The engineer had also to seek out the proper men to maintain
and watch the road, and more especially to work the locomotive
engines. Steadiness, sobriety, common sense, and practical
experience were the qualities which he especially valued in those
selected by him for that purpose. But where were the men of
experience to be found? Very few railways were yet at work,
and these were almost exclusively confined to the northern coal
counties; hence a considerable proportion of the drivers and firemen
employed on the Liverpool line were brought from the neighbourhood
of Newcastle. But he could not always find skilled workmen
enough for the important and responsible duties to be performed.
It was a saying of his that "he could engineer matter very well, and
make it bend to his purpose, but his greatest difficulty was in
engineering men." He often wished that he could
contrive heads and hands on which he might rely, as easily as he
could construct railways and manufacture locomotives. As it
was, Stephenson's mechanics were in request all over England—the
Newcastle workshops continuing for many years to perform the part of
a training-school for engineers, and to supply locomotive
superintendents and drivers, not only for England, but for nearly
every country in Europe—preference being given to them by the
directors of railways, in consequence of their previous training and
experience, as well as because of their generally excellent
qualities as steady and industrious workmen.
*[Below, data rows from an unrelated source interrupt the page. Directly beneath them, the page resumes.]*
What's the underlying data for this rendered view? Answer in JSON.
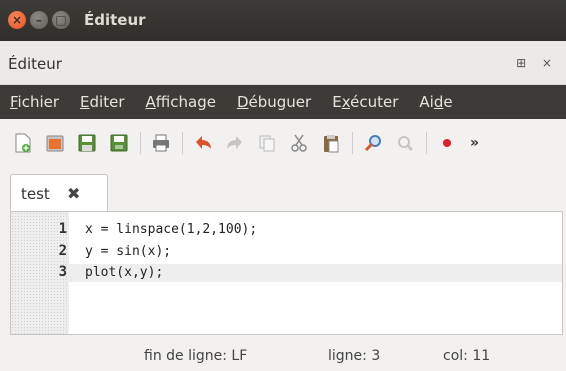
{
  "window": {
    "title": "Éditeur"
  },
  "dock": {
    "title": "Éditeur",
    "controls": "⊞ ×"
  },
  "menu": {
    "items": [
      {
        "accel": "F",
        "rest": "ichier"
      },
      {
        "accel": "E",
        "rest": "diter"
      },
      {
        "accel": "A",
        "rest": "ffichage"
      },
      {
        "accel": "D",
        "rest": "ébuguer"
      },
      {
        "pre": "E",
        "accel": "x",
        "rest": "écuter"
      },
      {
        "pre": "Ai",
        "accel": "d",
        "rest": "e"
      }
    ]
  },
  "toolbar": {
    "icons": [
      "new-file-icon",
      "open-file-icon",
      "save-icon",
      "save-all-icon",
      "print-icon",
      "undo-icon",
      "redo-icon",
      "copy-icon",
      "cut-icon",
      "paste-icon",
      "find-icon",
      "toggle-comment-icon",
      "breakpoint-icon"
    ],
    "overflow": "»",
    "colors": {
      "undo": "#d9542a",
      "breakpoint": "#e0202a"
    }
  },
  "tab": {
    "label": "test",
    "close": "✖"
  },
  "editor": {
    "lines": [
      {
        "number": "1",
        "code": "x = linspace(1,2,100);"
      },
      {
        "number": "2",
        "code": "y = sin(x);"
      },
      {
        "number": "3",
        "code": "plot(x,y);"
      }
    ],
    "current_line": 3
  },
  "status": {
    "eol": "fin de ligne: LF",
    "line": "ligne: 3",
    "col": "col: 11"
  }
}
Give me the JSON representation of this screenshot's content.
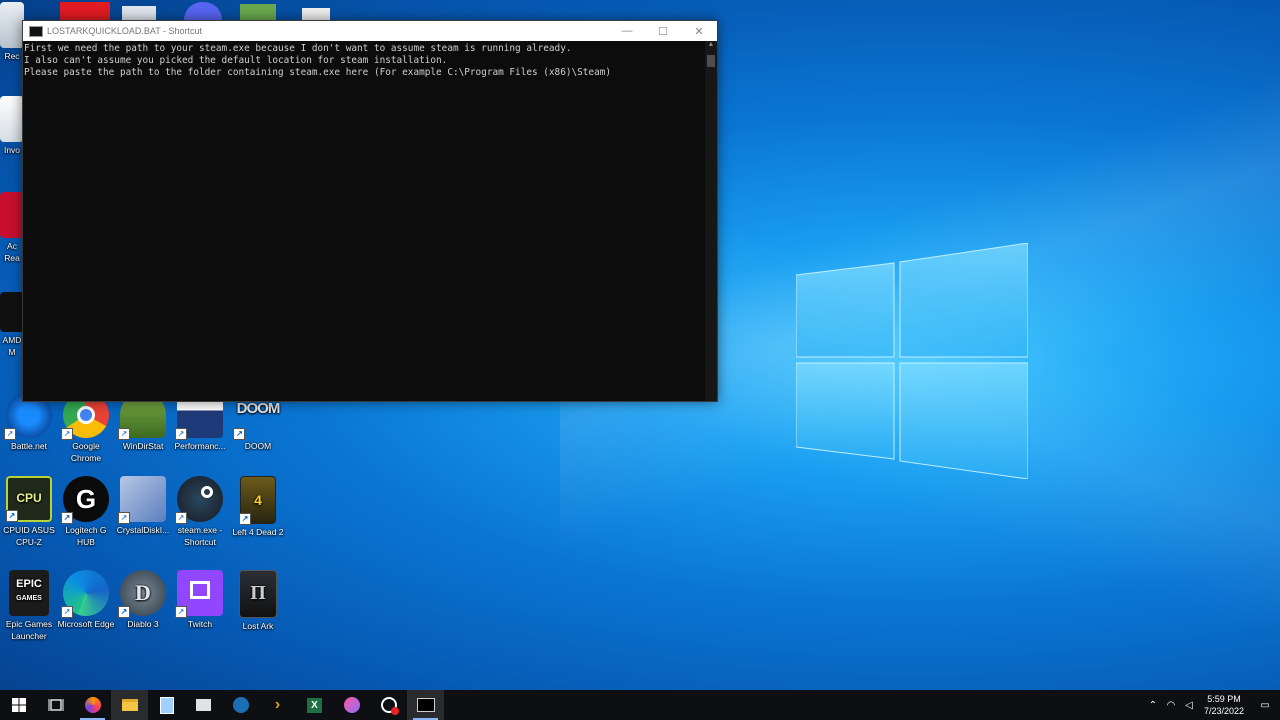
{
  "desktop": {
    "icons": [
      {
        "label": "Battle.net",
        "icon": "battlenet-icon"
      },
      {
        "label": "Google Chrome",
        "icon": "chrome-icon"
      },
      {
        "label": "WinDirStat",
        "icon": "windirstat-icon"
      },
      {
        "label": "Performanc...",
        "icon": "performance-icon"
      },
      {
        "label": "DOOM",
        "icon": "doom-icon"
      },
      {
        "label": "CPUID ASUS CPU-Z",
        "icon": "cpuz-icon"
      },
      {
        "label": "Logitech G HUB",
        "icon": "logitech-icon"
      },
      {
        "label": "CrystalDiskI...",
        "icon": "crystaldisk-icon"
      },
      {
        "label": "steam.exe - Shortcut",
        "icon": "steam-icon"
      },
      {
        "label": "Left 4 Dead 2",
        "icon": "left4dead-icon"
      },
      {
        "label": "Epic Games Launcher",
        "icon": "epic-icon"
      },
      {
        "label": "Microsoft Edge",
        "icon": "edge-icon"
      },
      {
        "label": "Diablo 3",
        "icon": "diablo-icon"
      },
      {
        "label": "Twitch",
        "icon": "twitch-icon"
      },
      {
        "label": "Lost Ark",
        "icon": "lostark-icon"
      }
    ],
    "partial_labels": [
      "Rec",
      "Invo",
      "Ac Rea",
      "AMD M"
    ]
  },
  "cmd_window": {
    "title": "LOSTARKQUICKLOAD.BAT - Shortcut",
    "lines": [
      "First we need the path to your steam.exe because I don't want to assume steam is running already.",
      "I also can't assume you picked the default location for steam installation.",
      "Please paste the path to the folder containing steam.exe here (For example C:\\Program Files (x86)\\Steam)"
    ]
  },
  "taskbar": {
    "apps": [
      "start-icon",
      "task-view-icon",
      "firefox-icon",
      "file-explorer-icon",
      "notepad-icon",
      "files-icon",
      "steam-icon",
      "plex-icon",
      "excel-icon",
      "itunes-icon",
      "obs-icon",
      "cmd-icon"
    ],
    "clock_time": "5:59 PM",
    "clock_date": "7/23/2022"
  },
  "colors": {
    "accent": "#1aa0f2",
    "taskbar": "#0e0f12",
    "console_bg": "#0c0c0c"
  }
}
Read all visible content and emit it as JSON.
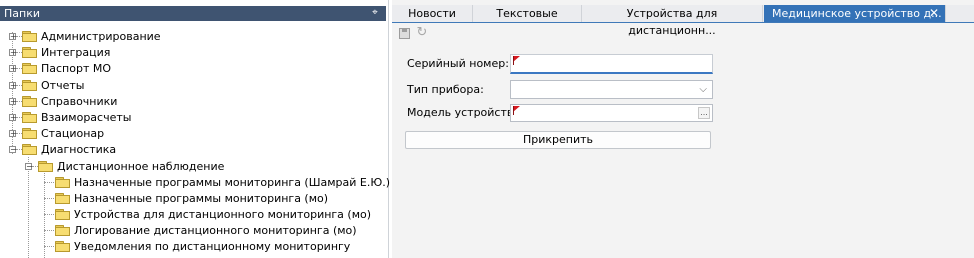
{
  "folders_panel": {
    "title": "Папки",
    "tree": [
      {
        "label": "Администрирование",
        "level": 0,
        "expander": "+"
      },
      {
        "label": "Интеграция",
        "level": 0,
        "expander": "+"
      },
      {
        "label": "Паспорт МО",
        "level": 0,
        "expander": "+"
      },
      {
        "label": "Отчеты",
        "level": 0,
        "expander": "+"
      },
      {
        "label": "Справочники",
        "level": 0,
        "expander": "+"
      },
      {
        "label": "Взаиморасчеты",
        "level": 0,
        "expander": "+"
      },
      {
        "label": "Стационар",
        "level": 0,
        "expander": "+"
      },
      {
        "label": "Диагностика",
        "level": 0,
        "expander": "−"
      },
      {
        "label": "Дистанционное наблюдение",
        "level": 1,
        "expander": "−"
      },
      {
        "label": "Назначенные программы мониторинга (Шамрай Е.Ю.)",
        "level": 2,
        "expander": ""
      },
      {
        "label": "Назначенные программы мониторинга (мо)",
        "level": 2,
        "expander": ""
      },
      {
        "label": "Устройства для дистанционного мониторинга (мо)",
        "level": 2,
        "expander": "",
        "open": true
      },
      {
        "label": "Логирование дистанционного мониторинга (мо)",
        "level": 2,
        "expander": ""
      },
      {
        "label": "Уведомления по дистанционному мониторингу",
        "level": 2,
        "expander": ""
      }
    ]
  },
  "tabs": [
    {
      "label": "Новости",
      "active": false
    },
    {
      "label": "Текстовые",
      "active": false
    },
    {
      "label": "Устройства для дистанционн...",
      "active": false
    },
    {
      "label": "Медицинское устройство д...",
      "active": true
    }
  ],
  "toolbar": {
    "save_icon": "save-icon",
    "refresh_icon": "refresh-icon"
  },
  "form": {
    "serial_label": "Серийный номер:",
    "serial_value": "",
    "device_type_label": "Тип прибора:",
    "device_type_value": "",
    "device_model_label": "Модель устройства:",
    "device_model_value": "",
    "attach_button": "Прикрепить"
  },
  "colors": {
    "panel_header": "#3f5471",
    "active_tab": "#3472b7",
    "required_flag": "#d71920"
  }
}
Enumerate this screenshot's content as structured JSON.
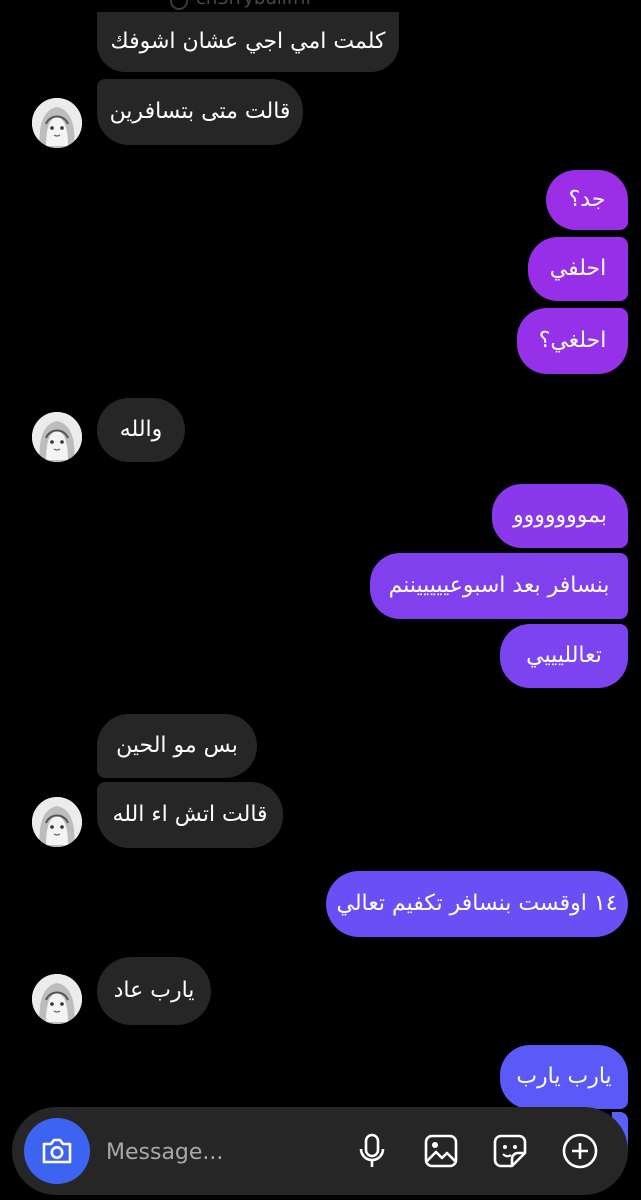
{
  "header": {
    "partial_text": "ch3rrybullfrif"
  },
  "messages": [
    {
      "side": "in",
      "text": "كلمت امي اجي عشان اشوفك"
    },
    {
      "side": "in",
      "text": "قالت متى بتسافرين",
      "avatar": true
    },
    {
      "side": "out",
      "text": "جد؟"
    },
    {
      "side": "out",
      "text": "احلفي"
    },
    {
      "side": "out",
      "text": "احلغي؟"
    },
    {
      "side": "in",
      "text": "والله",
      "avatar": true
    },
    {
      "side": "out",
      "text": "بمووووووو"
    },
    {
      "side": "out",
      "text": "بنسافر بعد اسبوعيييييننم"
    },
    {
      "side": "out",
      "text": "تعالليييي"
    },
    {
      "side": "in",
      "text": "بس مو الحين"
    },
    {
      "side": "in",
      "text": "قالت اتش اء الله",
      "avatar": true
    },
    {
      "side": "out",
      "text": "١٤ اوقست بنسافر تكفيم تعالي"
    },
    {
      "side": "in",
      "text": "يارب عاد",
      "avatar": true
    },
    {
      "side": "out",
      "text": "يارب يارب"
    }
  ],
  "composer": {
    "placeholder": "Message...",
    "icons": [
      "camera-icon",
      "microphone-icon",
      "gallery-icon",
      "sticker-icon",
      "add-icon"
    ]
  },
  "colors": {
    "background": "#000000",
    "incoming_bubble": "#262626",
    "outgoing_gradient": [
      "#9a2ee8",
      "#6b4cf5",
      "#5b5cf8"
    ],
    "camera_button": "#3d63f2"
  }
}
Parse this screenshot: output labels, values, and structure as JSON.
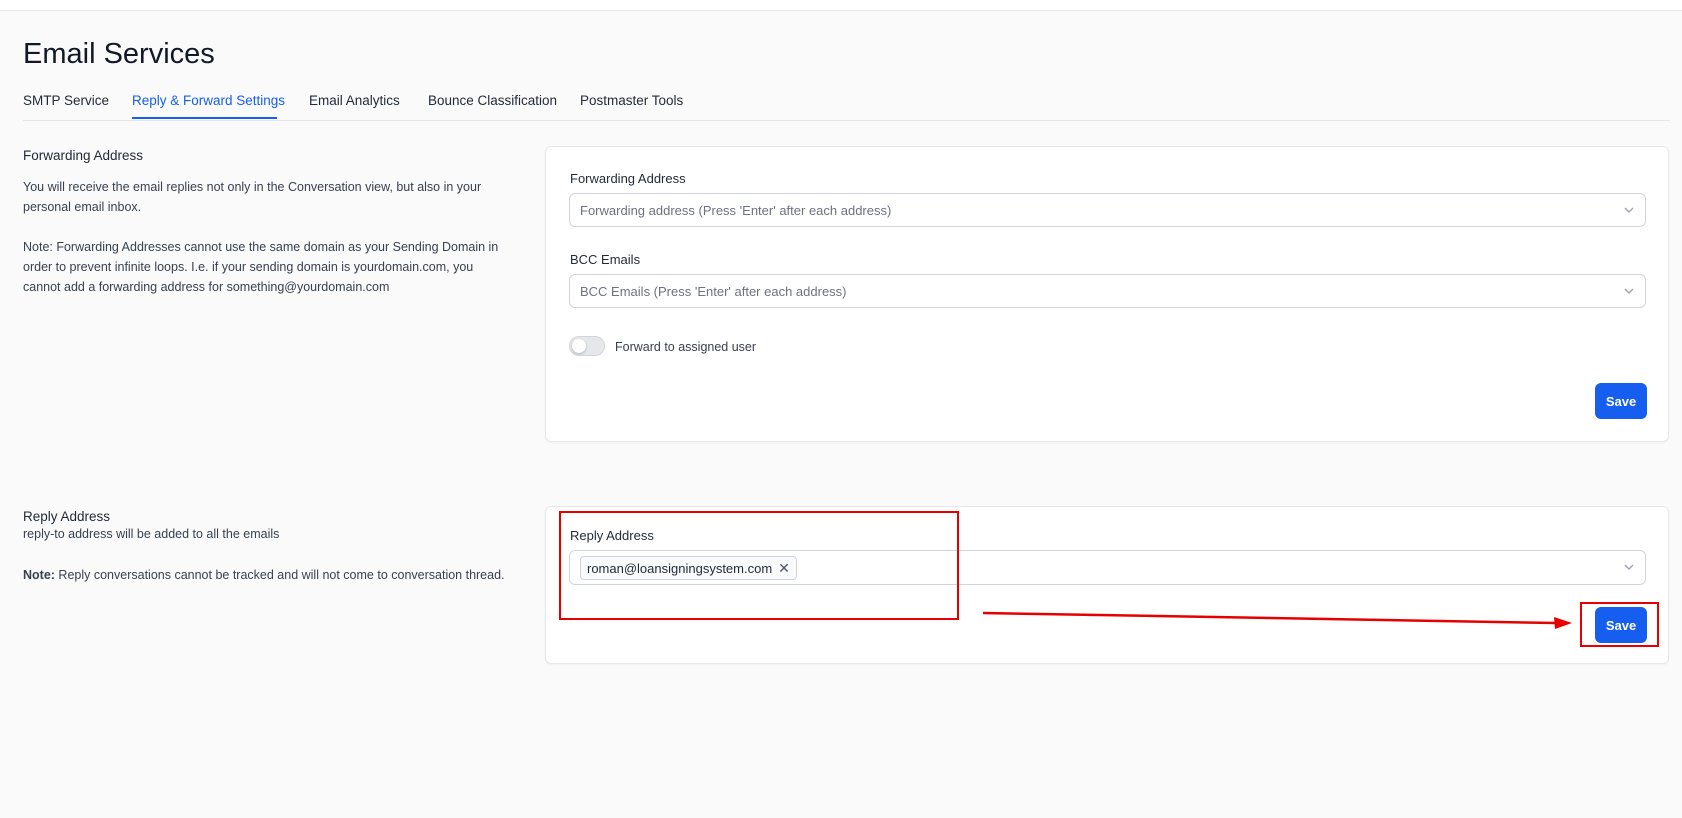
{
  "page": {
    "title": "Email Services"
  },
  "tabs": [
    {
      "label": "SMTP Service",
      "active": false
    },
    {
      "label": "Reply & Forward Settings",
      "active": true
    },
    {
      "label": "Email Analytics",
      "active": false
    },
    {
      "label": "Bounce Classification",
      "active": false
    },
    {
      "label": "Postmaster Tools",
      "active": false
    }
  ],
  "forwarding": {
    "section_title": "Forwarding Address",
    "desc1_line1": "You will receive the email replies not only in the Conversation view, but also in your",
    "desc1_line2": "personal email inbox.",
    "desc2_line1": "Note: Forwarding Addresses cannot use the same domain as your Sending Domain in",
    "desc2_line2": "order to prevent infinite loops. I.e. if your sending domain is yourdomain.com, you",
    "desc2_line3": "cannot add a forwarding address for something@yourdomain.com",
    "field_label": "Forwarding Address",
    "field_placeholder": "Forwarding address (Press 'Enter' after each address)",
    "bcc_label": "BCC Emails",
    "bcc_placeholder": "BCC Emails (Press 'Enter' after each address)",
    "toggle_label": "Forward to assigned user",
    "toggle_on": false,
    "save_label": "Save"
  },
  "reply": {
    "section_title": "Reply Address",
    "subtitle": "reply-to address will be added to all the emails",
    "note_bold": "Note:",
    "note_text": " Reply conversations cannot be tracked and will not come to conversation thread.",
    "field_label": "Reply Address",
    "tag_value": "roman@loansigningsystem.com",
    "tag_remove": "✕",
    "save_label": "Save"
  },
  "colors": {
    "accent": "#155eef",
    "annotation": "#e60000",
    "background": "#fafafa"
  },
  "icons": {
    "chevron": "chevron-down-icon",
    "remove": "close-icon"
  }
}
The success of the Liverpool and Manchester experiment
naturally excited great interest. People flocked to Lancashire
from all quarters to see the steam-coach running upon a railway at
three times the speed of a mail-coach, and to enjoy the excitement
of actually travelling in the wake of an engine at that incredible
velocity. The travellers returned to their respective
districts full of the wonders of the locomotive, considering it to
be the greatest marvel of the age. Railways are familiar
enough objects now, and our children who grow up in their midst may
think little of them; but thirty years since it was an event in
one's life to see a locomotive, and to travel for the first time
upon a public railroad.
In remote districts, however, the stories told about the
benefits conferred by the Liverpool Railway were received with
considerable incredulity, and the proposal to extend such roads in
all directions throughout the country caused great alarm. In
the districts through which stage-coaches ran, giving employment to
large numbers of persons, it was apprehended that, if railways were
established, the turnpike roads would become deserted and grown over
with grass, country inns and their buxom landladies would be ruined,
the race of coach-drivers and hostlers would become extinct, and the
breed of horses be entirely destroyed. But there was hope for
the coaching interest in the fact that the government were employing
their engineers to improve the public high roads so as to render
railways unnecessary. It was announced in the papers that a
saving of thirty miles would be effected by the new road between
London and Holyhead, and an equal saving between London and
Edinburgh. And to show what the speed of horses could
accomplish, we find it set forth as an extraordinary fact that the
"Patent Tally-ho Coach," in the year 1830 (when the Birmingham line
had been projected), performed the entire journey of 109 miles
between London and Birmingham —breakfast included—in seven hours and
fifty minutes! Great speed was also recorded on the Brighton
road, the "Red Rover" doing the distance between London and Brighton
in four hours and a half. These speeds were not, however,
secured without accidents, for there was scarcely a newspaper of the
period that did not contain one or more paragraphs headed "Another
dreadful coach accident."
The practicability of railway locomotion being now proved, and its
great social and commercial advantages ascertained, the extension of
the system was merely a question of time, money, and labour. A fine
opportunity presented itself for the wise and judicious action of
the government in the matter, the improvement of the internal
communications of a country being really one of its most important
functions. But the government of the day, though ready enough to
spend money in improving the old turnpike roads, regarded the
railroads with hostility, and met them with obstructions of all
kinds. They seemed to think it their duty to protect the turnpike
trusts, disregarding the paramount interest of the public. This may
possibly account for the singular circumstance that, at the very
time they were manifesting indifference or aversion to the
locomotive on the railroad, they were giving every encouragement to
the locomotive on turn-pike roads. In 1831, we find a Committee of
the House of Commons appointed to inquire into and report
upon—not the railway system, but—the applicability of the
steam-carriage to common roads; and, after investigation, the
committee were so satisfied with the evidence taken, that they
reported decidedly in favour of the road locomotive system. Though
they ignored the railway, they recognized the steam-carriage. |
A Goldsworthy Gurney steam road carriage, 1827 [p.338-1]
But even a Report of the House of Commons, powerful though it be,
can not alter the laws of gravity and friction; and the road
locomotive remained, what it ever will be, an impracticable machine. Not that it is impossible to work a locomotive upon a common road,
but to work it to any profit at all as compared with the locomotive
upon a railway. Numerous trials of steam-carriages were made at the
time by Sir Charles Dance, Mr. Hancock, Mr. Gurney, Sir James
Anderson, and other distinguished gentlemen of influence.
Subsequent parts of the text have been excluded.